Details

Autor(en) / Beteiligte

• Wojcieszynski, Andrzej P.
• Hill, Patrick M.
• Rosenberg, Stephen A.
• Hullett, Craig R.
• Labby, Zacariah E.
• Paliwal, Bhudatt
• Geurts, Mark W.
• Bayliss, R. Adam
• Bayouth, John E.
• Harari, Paul M.
• Bassetti, Michael F.
• Baschnagel, Andrew M.

Titel

Dosimetric Comparison of Real-Time MRI-Guided Tri-Cobalt-60 Versus Linear Accelerator-Based Stereotactic Body Radiation Therapy Lung Cancer Plans

Ist Teil von

• Technology in cancer research & treatment, 2017-06, Vol.16 (3), p.366-372

Ort / Verlag

Los Angeles, CA: SAGE Publications

Erscheinungsjahr

2017

Quelle

MEDLINE

Beschreibungen/Notizen

• Purpose: Magnetic resonance imaging–guided radiation therapy has entered clinical practice at several major treatment centers. Treatment of early-stage non-small cell lung cancer with stereotactic body radiation therapy is one potential application of this modality, as some form of respiratory motion management is important to address. We hypothesize that magnetic resonance imaging–guided tri-cobalt-60 radiation therapy can be used to generate clinically acceptable stereotactic body radiation therapy treatment plans. Here, we report on a dosimetric comparison between magnetic resonance imaging–guided radiation therapy plans and internal target volume–based plans utilizing volumetric-modulated arc therapy. Materials and Methods: Ten patients with early-stage non-small cell lung cancer who underwent radiation therapy planning and treatment were studied. Following 4-dimensional computed tomography, patient images were used to generate clinically deliverable plans. For volumetric-modulated arc therapy plans, the planning tumor volume was defined as an internal target volume + 0.5 cm.
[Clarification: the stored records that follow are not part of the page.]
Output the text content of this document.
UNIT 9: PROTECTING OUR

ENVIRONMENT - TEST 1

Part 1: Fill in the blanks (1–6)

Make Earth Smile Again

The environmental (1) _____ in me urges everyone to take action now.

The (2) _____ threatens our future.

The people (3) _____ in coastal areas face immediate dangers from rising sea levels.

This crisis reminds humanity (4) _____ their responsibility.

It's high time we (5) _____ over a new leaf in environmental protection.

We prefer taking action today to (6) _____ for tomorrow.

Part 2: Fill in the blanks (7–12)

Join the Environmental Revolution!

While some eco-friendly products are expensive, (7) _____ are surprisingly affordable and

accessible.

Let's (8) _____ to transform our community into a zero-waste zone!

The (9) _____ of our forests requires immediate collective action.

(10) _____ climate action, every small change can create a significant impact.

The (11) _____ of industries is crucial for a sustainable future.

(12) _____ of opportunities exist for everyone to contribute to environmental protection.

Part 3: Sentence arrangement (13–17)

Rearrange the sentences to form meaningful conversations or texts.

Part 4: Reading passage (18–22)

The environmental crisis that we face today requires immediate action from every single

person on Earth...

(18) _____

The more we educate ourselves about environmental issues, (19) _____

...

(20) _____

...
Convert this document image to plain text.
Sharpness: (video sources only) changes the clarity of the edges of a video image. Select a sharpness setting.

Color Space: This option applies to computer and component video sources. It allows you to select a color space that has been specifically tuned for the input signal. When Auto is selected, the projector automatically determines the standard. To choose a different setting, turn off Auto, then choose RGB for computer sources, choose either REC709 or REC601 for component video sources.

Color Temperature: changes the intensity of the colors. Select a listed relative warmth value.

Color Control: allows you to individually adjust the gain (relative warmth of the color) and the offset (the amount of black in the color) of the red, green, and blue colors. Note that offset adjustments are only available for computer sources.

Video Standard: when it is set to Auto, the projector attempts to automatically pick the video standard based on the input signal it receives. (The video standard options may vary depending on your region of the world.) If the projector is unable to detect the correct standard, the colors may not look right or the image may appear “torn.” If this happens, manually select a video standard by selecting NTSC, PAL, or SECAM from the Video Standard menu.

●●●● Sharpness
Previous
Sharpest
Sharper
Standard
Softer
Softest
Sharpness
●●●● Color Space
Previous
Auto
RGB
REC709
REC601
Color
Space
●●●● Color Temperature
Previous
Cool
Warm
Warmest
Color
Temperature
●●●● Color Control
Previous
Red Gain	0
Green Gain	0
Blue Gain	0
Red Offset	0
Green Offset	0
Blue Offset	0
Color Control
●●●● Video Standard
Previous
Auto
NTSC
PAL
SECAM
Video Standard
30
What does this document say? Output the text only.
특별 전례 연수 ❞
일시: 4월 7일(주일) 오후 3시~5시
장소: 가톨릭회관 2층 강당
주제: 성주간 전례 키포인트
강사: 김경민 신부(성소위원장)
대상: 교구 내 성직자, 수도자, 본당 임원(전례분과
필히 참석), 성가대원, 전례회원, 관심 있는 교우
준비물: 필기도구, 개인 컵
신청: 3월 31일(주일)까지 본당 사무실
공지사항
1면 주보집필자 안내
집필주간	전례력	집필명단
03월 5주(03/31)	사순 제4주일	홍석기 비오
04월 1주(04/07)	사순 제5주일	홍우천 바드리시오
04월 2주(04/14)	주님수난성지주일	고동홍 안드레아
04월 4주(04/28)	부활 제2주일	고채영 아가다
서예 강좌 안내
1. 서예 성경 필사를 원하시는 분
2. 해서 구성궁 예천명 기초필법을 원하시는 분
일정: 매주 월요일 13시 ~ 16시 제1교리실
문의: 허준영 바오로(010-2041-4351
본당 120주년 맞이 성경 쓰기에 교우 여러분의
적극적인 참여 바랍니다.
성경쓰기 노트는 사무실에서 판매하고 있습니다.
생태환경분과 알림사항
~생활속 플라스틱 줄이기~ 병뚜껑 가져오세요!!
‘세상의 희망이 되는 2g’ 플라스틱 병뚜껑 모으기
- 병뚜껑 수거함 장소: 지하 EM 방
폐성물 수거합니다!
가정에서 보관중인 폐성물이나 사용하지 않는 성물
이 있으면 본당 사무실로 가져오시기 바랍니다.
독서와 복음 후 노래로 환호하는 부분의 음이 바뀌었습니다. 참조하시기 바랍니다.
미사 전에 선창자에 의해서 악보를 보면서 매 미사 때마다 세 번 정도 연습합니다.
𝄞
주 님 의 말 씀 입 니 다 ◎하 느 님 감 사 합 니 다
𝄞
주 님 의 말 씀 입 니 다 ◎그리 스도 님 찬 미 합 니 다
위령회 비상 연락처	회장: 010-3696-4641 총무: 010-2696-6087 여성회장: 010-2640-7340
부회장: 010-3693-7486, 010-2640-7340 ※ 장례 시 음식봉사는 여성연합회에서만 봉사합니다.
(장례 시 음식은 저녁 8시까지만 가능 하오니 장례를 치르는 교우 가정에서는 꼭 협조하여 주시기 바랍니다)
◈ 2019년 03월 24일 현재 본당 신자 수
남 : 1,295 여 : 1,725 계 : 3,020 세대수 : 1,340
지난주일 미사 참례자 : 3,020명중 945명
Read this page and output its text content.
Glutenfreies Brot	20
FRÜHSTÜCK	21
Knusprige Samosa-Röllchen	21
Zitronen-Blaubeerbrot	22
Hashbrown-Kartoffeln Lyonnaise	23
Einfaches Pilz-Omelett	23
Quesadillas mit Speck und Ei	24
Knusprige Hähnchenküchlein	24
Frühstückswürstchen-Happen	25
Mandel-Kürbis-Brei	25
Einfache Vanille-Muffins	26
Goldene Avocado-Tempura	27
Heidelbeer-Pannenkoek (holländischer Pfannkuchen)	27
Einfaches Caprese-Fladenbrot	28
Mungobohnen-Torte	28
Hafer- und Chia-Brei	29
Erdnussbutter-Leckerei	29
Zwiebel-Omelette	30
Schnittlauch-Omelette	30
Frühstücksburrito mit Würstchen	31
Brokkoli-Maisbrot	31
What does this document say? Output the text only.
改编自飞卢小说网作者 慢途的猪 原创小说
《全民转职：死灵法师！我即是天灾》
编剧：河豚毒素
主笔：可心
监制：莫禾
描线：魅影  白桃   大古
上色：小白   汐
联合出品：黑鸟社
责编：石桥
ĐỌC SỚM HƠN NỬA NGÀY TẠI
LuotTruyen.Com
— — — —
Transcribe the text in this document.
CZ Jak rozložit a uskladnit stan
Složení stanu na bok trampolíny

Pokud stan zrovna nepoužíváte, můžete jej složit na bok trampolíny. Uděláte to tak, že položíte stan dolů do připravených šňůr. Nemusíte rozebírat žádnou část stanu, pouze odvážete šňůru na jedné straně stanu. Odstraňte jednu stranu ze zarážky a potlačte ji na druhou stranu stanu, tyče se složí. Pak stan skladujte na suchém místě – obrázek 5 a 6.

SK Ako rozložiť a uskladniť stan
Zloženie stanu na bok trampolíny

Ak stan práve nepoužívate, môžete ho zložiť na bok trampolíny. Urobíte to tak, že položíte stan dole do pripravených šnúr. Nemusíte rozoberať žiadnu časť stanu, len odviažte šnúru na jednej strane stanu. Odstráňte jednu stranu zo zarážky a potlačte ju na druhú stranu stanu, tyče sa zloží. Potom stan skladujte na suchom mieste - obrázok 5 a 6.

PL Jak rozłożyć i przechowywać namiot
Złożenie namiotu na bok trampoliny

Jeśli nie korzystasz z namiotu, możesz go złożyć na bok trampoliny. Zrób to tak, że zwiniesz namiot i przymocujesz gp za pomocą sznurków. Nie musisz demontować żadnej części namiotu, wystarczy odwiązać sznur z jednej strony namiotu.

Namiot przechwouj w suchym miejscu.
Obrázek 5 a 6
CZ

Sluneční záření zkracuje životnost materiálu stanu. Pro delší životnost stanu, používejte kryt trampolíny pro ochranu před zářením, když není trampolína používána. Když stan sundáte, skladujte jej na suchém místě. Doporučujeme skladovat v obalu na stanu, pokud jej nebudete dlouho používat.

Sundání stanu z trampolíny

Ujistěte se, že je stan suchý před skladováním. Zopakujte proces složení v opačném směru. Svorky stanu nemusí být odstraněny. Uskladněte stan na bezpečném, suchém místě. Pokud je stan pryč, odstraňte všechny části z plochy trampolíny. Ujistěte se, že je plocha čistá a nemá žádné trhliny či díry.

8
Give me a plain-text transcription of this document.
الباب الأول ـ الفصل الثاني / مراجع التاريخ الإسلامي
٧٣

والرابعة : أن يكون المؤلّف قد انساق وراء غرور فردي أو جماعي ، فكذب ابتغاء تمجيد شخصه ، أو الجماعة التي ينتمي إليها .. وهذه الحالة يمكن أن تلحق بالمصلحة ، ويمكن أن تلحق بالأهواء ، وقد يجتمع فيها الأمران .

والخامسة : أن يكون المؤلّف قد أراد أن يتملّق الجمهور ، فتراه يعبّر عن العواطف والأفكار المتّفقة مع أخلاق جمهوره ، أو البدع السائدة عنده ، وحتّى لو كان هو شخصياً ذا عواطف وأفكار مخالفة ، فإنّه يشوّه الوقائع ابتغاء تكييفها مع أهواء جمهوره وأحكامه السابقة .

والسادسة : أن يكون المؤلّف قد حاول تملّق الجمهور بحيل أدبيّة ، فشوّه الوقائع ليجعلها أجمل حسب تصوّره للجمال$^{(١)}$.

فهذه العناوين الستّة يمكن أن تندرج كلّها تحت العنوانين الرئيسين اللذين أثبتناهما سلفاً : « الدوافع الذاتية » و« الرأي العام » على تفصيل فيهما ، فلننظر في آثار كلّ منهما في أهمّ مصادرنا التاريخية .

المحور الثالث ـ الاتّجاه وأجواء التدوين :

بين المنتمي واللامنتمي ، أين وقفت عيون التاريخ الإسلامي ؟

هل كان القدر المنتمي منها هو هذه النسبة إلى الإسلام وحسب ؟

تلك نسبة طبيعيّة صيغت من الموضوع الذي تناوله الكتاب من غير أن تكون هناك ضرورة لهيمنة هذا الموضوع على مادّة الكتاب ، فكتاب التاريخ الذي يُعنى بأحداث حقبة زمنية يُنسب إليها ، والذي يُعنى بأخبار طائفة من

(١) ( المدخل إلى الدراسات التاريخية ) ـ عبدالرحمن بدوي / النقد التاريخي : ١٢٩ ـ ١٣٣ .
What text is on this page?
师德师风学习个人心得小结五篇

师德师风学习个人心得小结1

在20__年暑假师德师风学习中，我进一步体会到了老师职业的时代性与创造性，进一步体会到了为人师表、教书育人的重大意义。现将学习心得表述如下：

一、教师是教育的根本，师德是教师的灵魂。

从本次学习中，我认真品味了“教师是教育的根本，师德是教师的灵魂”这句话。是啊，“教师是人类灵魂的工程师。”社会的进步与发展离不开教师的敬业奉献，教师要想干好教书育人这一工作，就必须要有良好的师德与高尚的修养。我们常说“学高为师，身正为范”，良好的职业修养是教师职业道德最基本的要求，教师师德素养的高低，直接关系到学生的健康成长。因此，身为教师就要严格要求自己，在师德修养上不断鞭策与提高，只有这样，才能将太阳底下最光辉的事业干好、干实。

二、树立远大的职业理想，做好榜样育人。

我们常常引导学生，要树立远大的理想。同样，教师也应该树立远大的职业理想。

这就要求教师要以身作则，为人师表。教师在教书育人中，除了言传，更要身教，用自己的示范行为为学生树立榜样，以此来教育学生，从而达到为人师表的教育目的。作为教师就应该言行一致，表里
For magnetic resonance imaging–guided plans, a single mid-inspiratory cycle was used to define a gross tumor volume, then expanded 0.3 cm to the planning tumor volume. Treatment plan parameters were compared. Results: Planning tumor volumes trended larger for volumetric-modulated arc therapy–based plans, with a mean planning tumor volume of 47.4 mL versus 24.8 mL for magnetic resonance imaging–guided plans (P = .08). Clinically acceptable plans were achievable via both methods, with bilateral lung V20, 3.9% versus 4.8% (P = .62). The volume of chest wall receiving greater than 30 Gy was also similar, 22.1 versus 19.8 mL (P = .78), as were all other parameters commonly used for lung stereotactic body radiation therapy. The ratio of the 50% isodose volume to planning tumor volume was lower in volumetric-modulated arc therapy plans, 4.19 versus 10.0 (P < .001). Heterogeneity index was comparable between plans, 1.25 versus 1.25 (P = .98). Conclusion: Magnetic resonance imaging–guided tri-cobalt-60 radiation therapy is capable of delivering lung high-quality stereotactic body radiation therapy plans that are clinically acceptable as compared to volumetric-modulated arc therapy–based plans. Real-time magnetic resonance imaging provides the unique capacity to directly observe tumor motion during treatment for purposes of motion management.